You’ll need to create the /usr/local/bin/check_app_status.sh script. This script should return 0 if the application is healthy and non-zero otherwise. For example:
#!/bin/bash
# Check if your application process is running or if a critical port is open
if pgrep -x "your_app_process_name" > /dev/null
then
exit 0 # Application is running
else
exit 1 # Application is not running
fi
Make the script executable: sudo chmod +x /usr/local/bin/check_app_status.sh.
Integrating with OVH Dedicated IPs
The VIP configured in Keepalived (e.g., 192.168.1.200 in the example) is a private IP. To make your application accessible from the internet, you need to associate this VIP with an OVH Dedicated IP (or Floating IP). OVH provides mechanisms to manage these IPs.
Option 1: Using OVH Floating IPs
OVH Floating IPs are designed for this purpose. You can allocate a Floating IP in your OVH Control Panel and then associate it with the primary network interface of your active application server. When a failover occurs, you need a mechanism to re-route the Floating IP to the new active server.
This re-routing can be automated. A script can be triggered by Keepalived’s state changes (e.g., via the notify_master, notify_backup, notify_fault directives in keepalived.conf) to call the OVH API and re-assign the Floating IP.
# Example keepalived.conf snippet with notify scripts
vrrp_instance VI_1 {
# ... other configurations ...
notify_master "/usr/local/bin/ovh_ip_manage.sh assign_floating_ip YOUR_FLOATING_IP_ID"
notify_backup "/usr/local/bin/ovh_ip_manage.sh release_floating_ip YOUR_FLOATING_IP_ID"
notify_fault "/usr/local/bin/ovh_ip_manage.sh release_floating_ip YOUR_FLOATING_IP_ID"
}
The ovh_ip_manage.sh script would use the OVH API (similar to the Python example for Redis) to associate or disassociate the Floating IP with the current server’s network interface.
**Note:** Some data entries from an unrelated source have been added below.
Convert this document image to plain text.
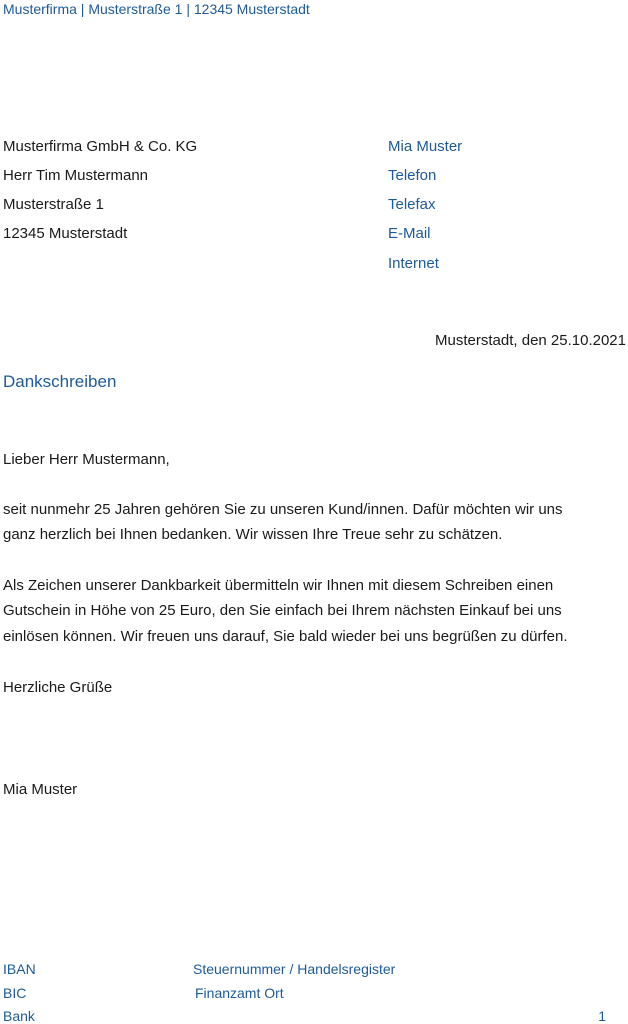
Musterfirma | Musterstraße 1 | 12345 Musterstadt
Musterfirma GmbH & Co. KG
Herr Tim Mustermann
Musterstraße 1
12345 Musterstadt
Mia Muster
Telefon
Telefax
E-Mail
Internet
Musterstadt, den 25.10.2021
Dankschreiben
Lieber Herr Mustermann,
seit nunmehr 25 Jahren gehören Sie zu unseren Kund/innen. Dafür möchten wir uns
ganz herzlich bei Ihnen bedanken. Wir wissen Ihre Treue sehr zu schätzen.
Als Zeichen unserer Dankbarkeit übermitteln wir Ihnen mit diesem Schreiben einen
Gutschein in Höhe von 25 Euro, den Sie einfach bei Ihrem nächsten Einkauf bei uns
einlösen können. Wir freuen uns darauf, Sie bald wieder bei uns begrüßen zu dürfen.
Herzliche Grüße
Mia Muster
IBAN
BIC
Bank
Steuernummer / Handelsregister
Finanzamt Ort
1
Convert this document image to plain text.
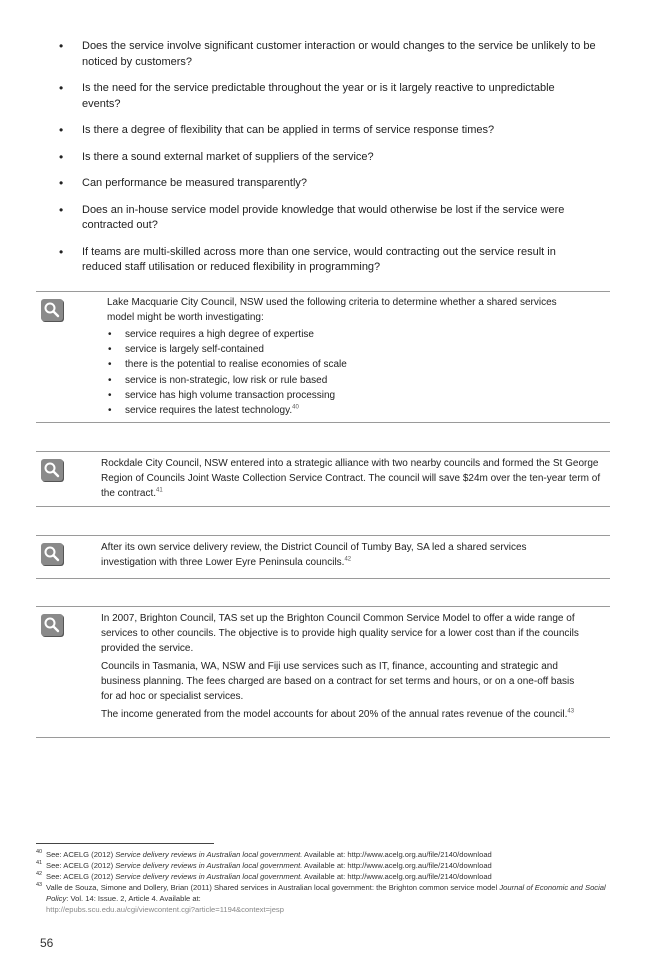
• Does the service involve significant customer interaction or would changes to the service be unlikely to be noticed by customers?
• Is the need for the service predictable throughout the year or is it largely reactive to unpredictable events?
• Is there a degree of flexibility that can be applied in terms of service response times?
• Is there a sound external market of suppliers of the service?
• Can performance be measured transparently?
• Does an in-house service model provide knowledge that would otherwise be lost if the service were contracted out?
• If teams are multi-skilled across more than one service, would contracting out the service result in reduced staff utilisation or reduced flexibility in programming?

Lake Macquarie City Council, NSW used the following criteria to determine whether a shared services model might be worth investigating:

• service requires a high degree of expertise
• service is largely self-contained
• there is the potential to realise economies of scale
• service is non-strategic, low risk or rule based
• service has high volume transaction processing
• service requires the latest technology.$^{40}$

Rockdale City Council, NSW entered into a strategic alliance with two nearby councils and formed the St George Region of Councils Joint Waste Collection Service Contract. The council will save $24m over the ten-year term of the contract.$^{41}$

After its own service delivery review, the District Council of Tumby Bay, SA led a shared services investigation with three Lower Eyre Peninsula councils.$^{42}$

In 2007, Brighton Council, TAS set up the Brighton Council Common Service Model to offer a wide range of services to other councils. The objective is to provide high quality service for a lower cost than if the councils provided the service.

Councils in Tasmania, WA, NSW and Fiji use services such as IT, finance, accounting and strategic and business planning. The fees charged are based on a contract for set terms and hours, or on a one-off basis for ad hoc or specialist services.

The income generated from the model accounts for about 20% of the annual rates revenue of the council.$^{43}$

40 See: ACELG (2012) Service delivery reviews in Australian local government. Available at: http://www.acelg.org.au/file/2140/download
41 See: ACELG (2012) Service delivery reviews in Australian local government. Available at: http://www.acelg.org.au/file/2140/download
42 See: ACELG (2012) Service delivery reviews in Australian local government. Available at: http://www.acelg.org.au/file/2140/download
43 Valle de Souza, Simone and Dollery, Brian (2011) Shared services in Australian local government: the Brighton common service model Journal of Economic and Social Policy: Vol. 14: Issue. 2, Article 4. Available at:
http://epubs.scu.edu.au/cgi/viewcontent.cgi?article=1194&context=jesp
56
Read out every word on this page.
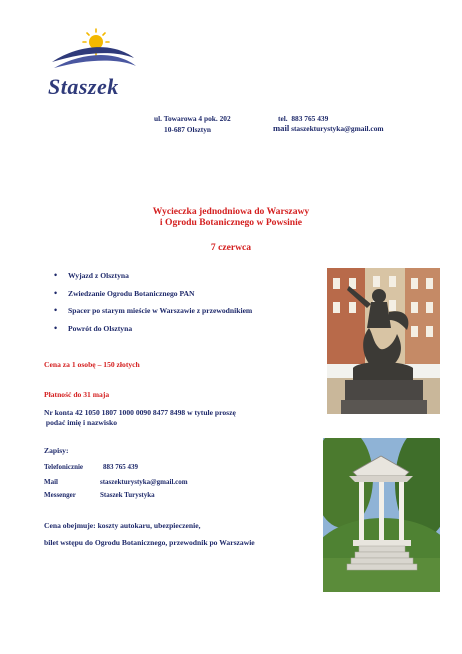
Staszek
ul. Towarowa 4 pok. 202
10-687 Olsztyn
tel. 883 765 439
mail staszekturystyka@gmail.com
Wycieczka jednodniowa do Warszawy
i Ogrodu Botanicznego w Powsinie
7 czerwca
• Wyjazd z Olsztyna
• Zwiedzanie Ogrodu Botanicznego PAN
• Spacer po starym mieście w Warszawie z przewodnikiem
• Powrót do Olsztyna
Cena za 1 osobę – 150 złotych
Płatność do 31 maja
Nr konta 42 1050 1807 1000 0090 8477 8498 w tytule proszę
podać imię i nazwisko
Zapisy:
Telefonicznie	883 765 439
Mail	staszekturystyka@gmail.com
Messenger	Staszek Turystyka
Cena obejmuje: koszty autokaru, ubezpieczenie,
bilet wstępu do Ogrodu Botanicznego, przewodnik po Warszawie
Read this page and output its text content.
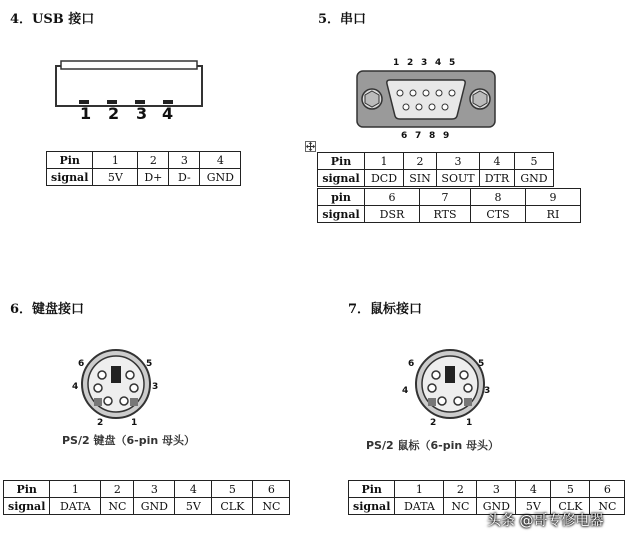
4．USB 接口
1 2 3 4
Pin	1	2	3	4
signal	5V	D+	D-	GND
5．串口
1 2 3 4 5
6 7 8 9
Pin	1	2	3	4	5
signal	DCD	SIN	SOUT	DTR	GND
pin	6	7	8	9
signal	DSR	RTS	CTS	RI
6．键盘接口
6	5
4	3
2	1
PS/2 键盘（6-pin 母头）
Pin	1	2	3	4	5	6
signal	DATA	NC	GND	5V	CLK	NC
7．鼠标接口
6	5
4	3
2	1
PS/2 鼠标（6-pin 母头）
Pin	1	2	3	4	5	6
signal	DATA	NC	GND	5V	CLK	NC
头条 @哥专修电器
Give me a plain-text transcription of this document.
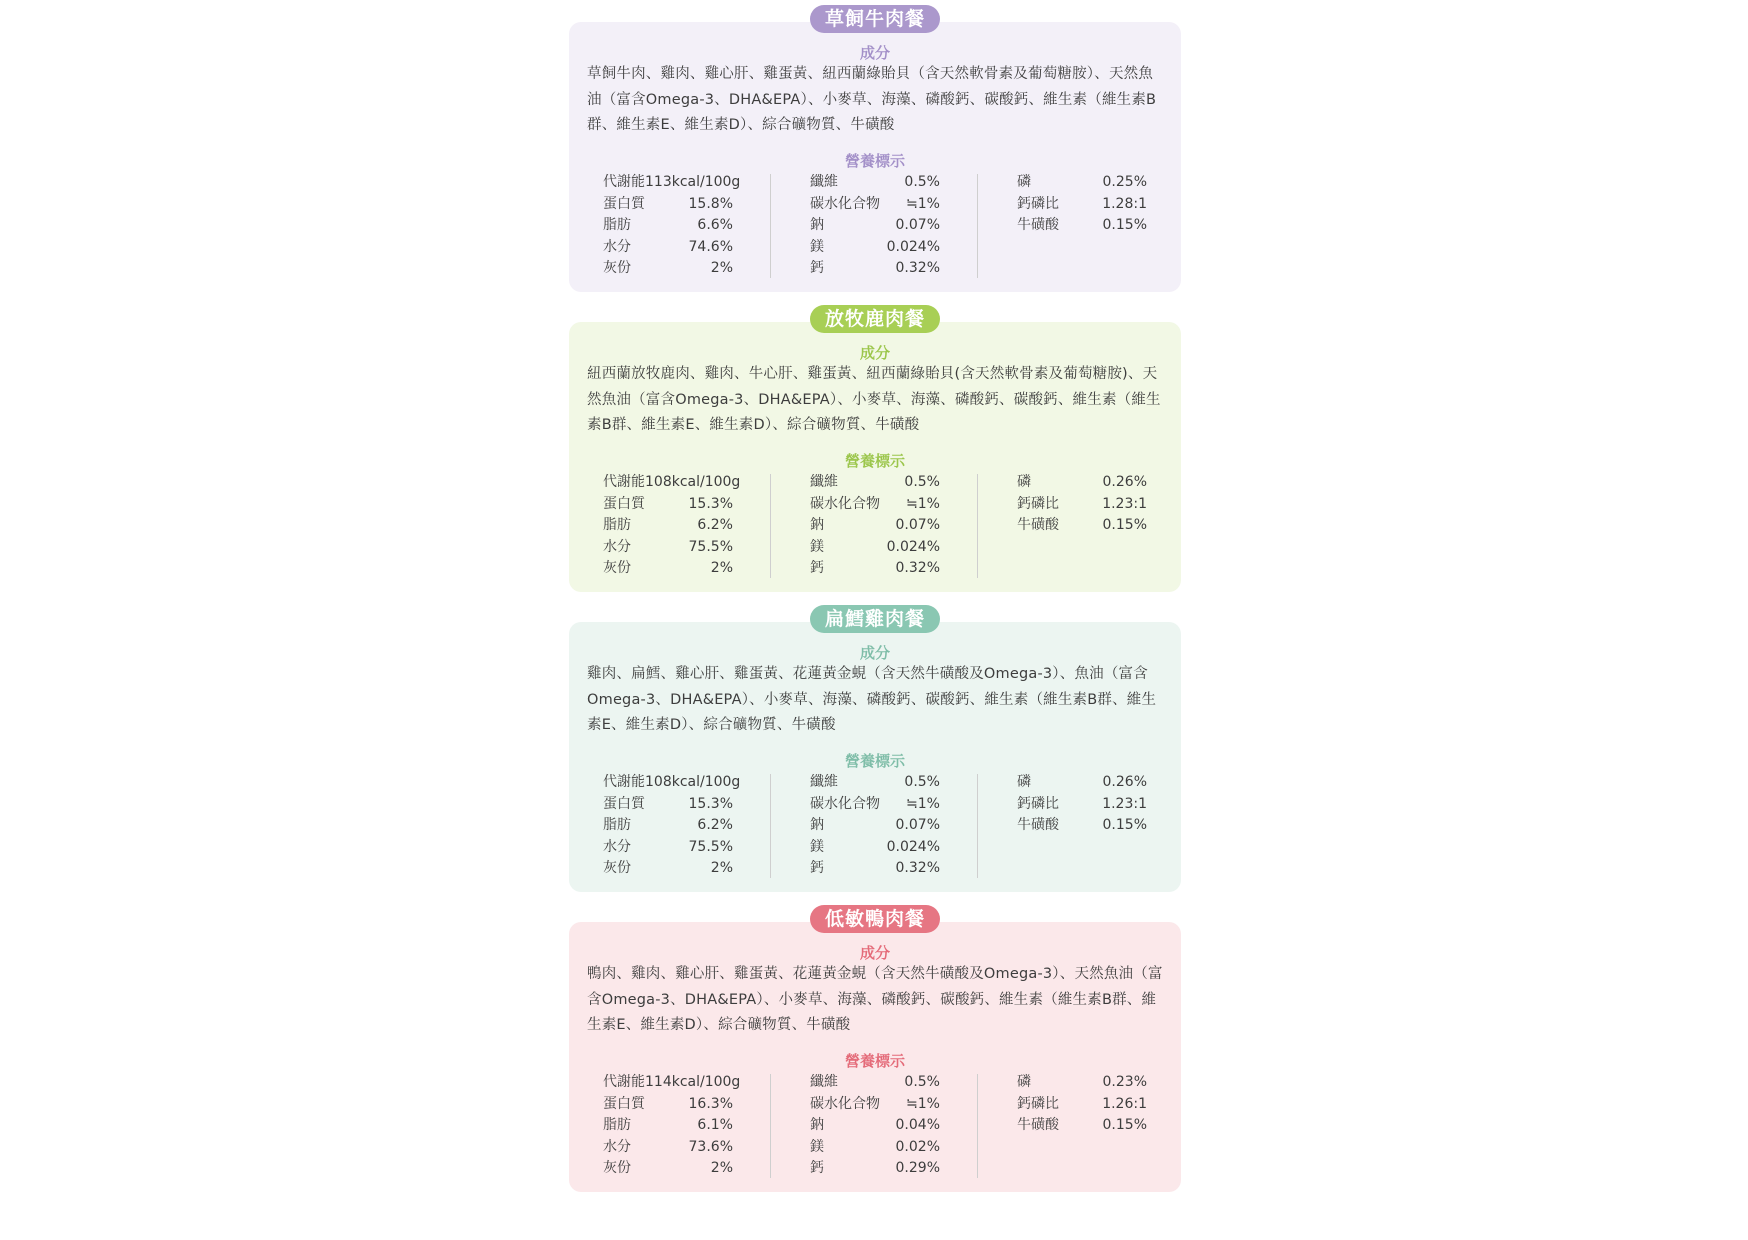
成分
草飼牛肉、雞肉、雞心肝、雞蛋黃、紐西蘭綠貽貝（含天然軟骨素及葡萄糖胺）、天然魚油（富含Omega-3、DHA&EPA）、小麥草、海藻、磷酸鈣、碳酸鈣、維生素（維生素B群、維生素E、維生素D）、綜合礦物質、牛磺酸
營養標示
代謝能113kcal/100g
蛋白質	15.8%
脂肪	6.6%
水分	74.6%
灰份	2%
纖維	0.5%
碳水化合物 ≒1%
鈉	0.07%
鎂	0.024%
鈣	0.32%
磷	0.25%
鈣磷比	1.28:1
牛磺酸	0.15%
草飼牛肉餐
成分
紐西蘭放牧鹿肉、雞肉、牛心肝、雞蛋黃、紐西蘭綠貽貝(含天然軟骨素及葡萄糖胺)、天然魚油（富含Omega-3、DHA&EPA）、小麥草、海藻、磷酸鈣、碳酸鈣、維生素（維生素B群、維生素E、維生素D）、綜合礦物質、牛磺酸
營養標示
代謝能108kcal/100g
蛋白質	15.3%
脂肪	6.2%
水分	75.5%
灰份	2%
纖維	0.5%
碳水化合物 ≒1%
鈉	0.07%
鎂	0.024%
鈣	0.32%
磷	0.26%
鈣磷比	1.23:1
牛磺酸	0.15%
放牧鹿肉餐
成分
雞肉、扁鱈、雞心肝、雞蛋黃、花蓮黃金蜆（含天然牛磺酸及Omega-3）、魚油（富含Omega-3、DHA&EPA）、小麥草、海藻、磷酸鈣、碳酸鈣、維生素（維生素B群、維生素E、維生素D）、綜合礦物質、牛磺酸
營養標示
代謝能108kcal/100g
蛋白質	15.3%
脂肪	6.2%
水分	75.5%
灰份	2%
纖維	0.5%
碳水化合物 ≒1%
鈉	0.07%
鎂	0.024%
鈣	0.32%
磷	0.26%
鈣磷比	1.23:1
牛磺酸	0.15%
扁鱈雞肉餐
成分
鴨肉、雞肉、雞心肝、雞蛋黃、花蓮黃金蜆（含天然牛磺酸及Omega-3）、天然魚油（富含Omega-3、DHA&EPA）、小麥草、海藻、磷酸鈣、碳酸鈣、維生素（維生素B群、維生素E、維生素D）、綜合礦物質、牛磺酸
營養標示
代謝能114kcal/100g
蛋白質	16.3%
脂肪	6.1%
水分	73.6%
灰份	2%
纖維	0.5%
碳水化合物 ≒1%
鈉	0.04%
鎂	0.02%
鈣	0.29%
磷	0.23%
鈣磷比	1.26:1
牛磺酸	0.15%
低敏鴨肉餐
You’ll need to grant the OVH API credentials appropriate permissions to manage Floating IPs.
Option 2: Using OVH Dedicated IPs with IP Routing Rules
If you are using Dedicated Servers with a block of IPs, you can configure IP routing rules within OVH. When a server fails, you can use the OVH API to change the routing rule for your dedicated IP to point to the standby server. This is conceptually similar to Floating IPs but might involve different API calls and configurations within OVH.
The key is that Keepalived manages the *internal* VIP, ensuring your application process is running and ready on the active node. The OVH API then handles the *external* IP routing to direct internet traffic to that active node.
Application-Level Considerations
For stateful applications, ensure that state is either replicated or accessible from both nodes (e.g., shared storage, external database). If your application stores state locally, a failover will result in data loss unless that state is synchronized or persisted externally.
The check_app_status.sh script is critical. It should be sophisticated enough to detect not just if the process is running, but if the application is actually responsive and serving requests correctly. This might involve making a simple API call, checking a health endpoint, or attempting a basic operation.
Testing your failover mechanism thoroughly is paramount. Simulate node failures, network partitions, and application crashes to ensure Keepalived and your OVH IP management scripts behave as expected.